La France, de ses Lumières à son 49.3 a ceci de magnifique et d’absurde qu’elle peut être aussi chérie que limogée par ses concitoyens.

Lafayette, signature du label Entreprise brosse le portrait de l’archétype de la mémoire collective française, à travers un chauvinisme ironique, à la Philippe Katerine : à la fois hommage premier degré et loufoquerie absolue. Lafayette se moquerait-il du bon sens réactionnaire qui martèle que « c’était mieux avant » ? L’hypothèse est probable quand on sait que le polémiste Eric Zemmour a publié en 2010 un essai rance du même nom – La mélancolie française – sur l’Histoire de cette Gaule éternelle.
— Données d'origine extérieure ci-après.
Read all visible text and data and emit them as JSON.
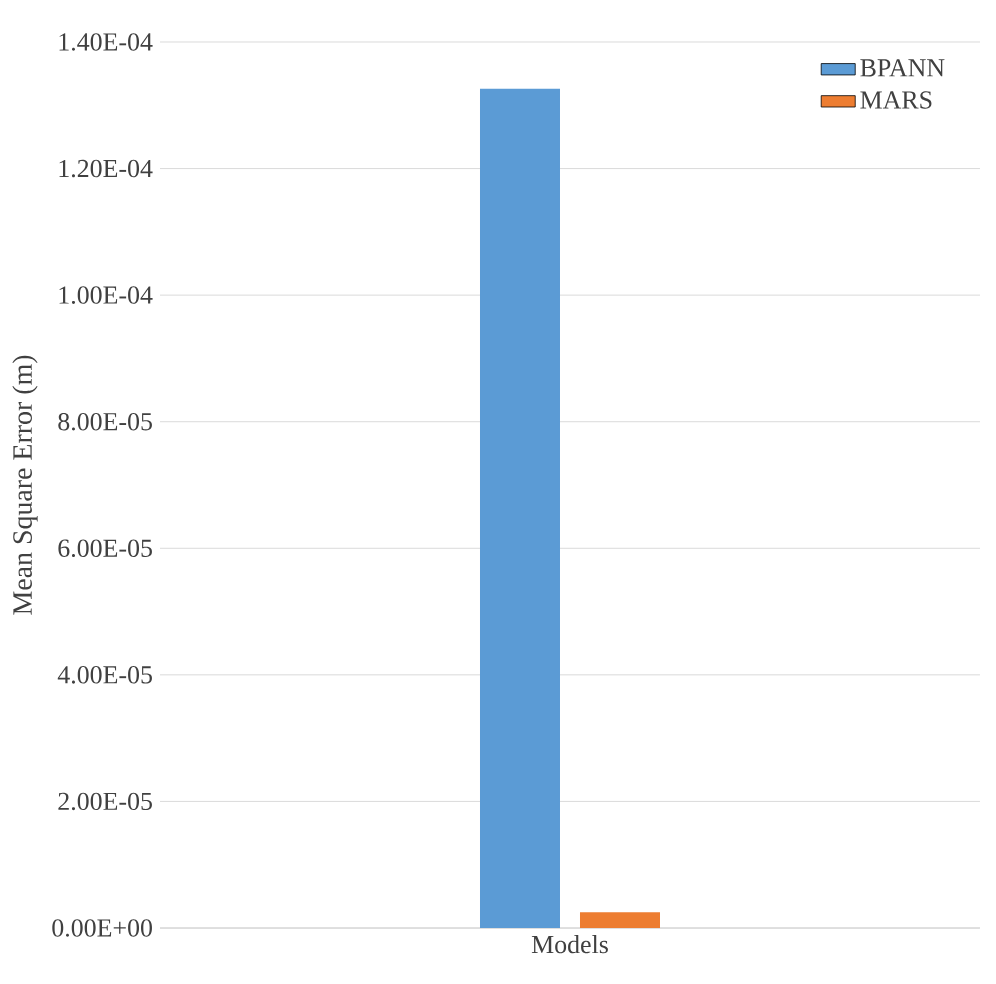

Lafayette_pouce(c)Melanie_Aubies

En entrant sous les accords d’un clavecin très Louis XIV, un buste Lafayette se retrouve aspergé de symboles patrimoniaux de l’hexagone (en commençant par des pâtisseries), allégories plastiques de la liste stéréotypée des légendes du passé qui constituent une certaine idée de notre patrie. Ainsi Brigitte Bardot est citée tout de suite après l’évocation de l’Algérie, peu de temps avant le minitel, et suivie de près par le plein emploi…

Le réalisateur Valentin Adam donne des couleurs à cette nostalgie vieille France et second degré, et magnifie les éléments de réponse donnés par Lafayette aux questions excitées de l’identité nationale.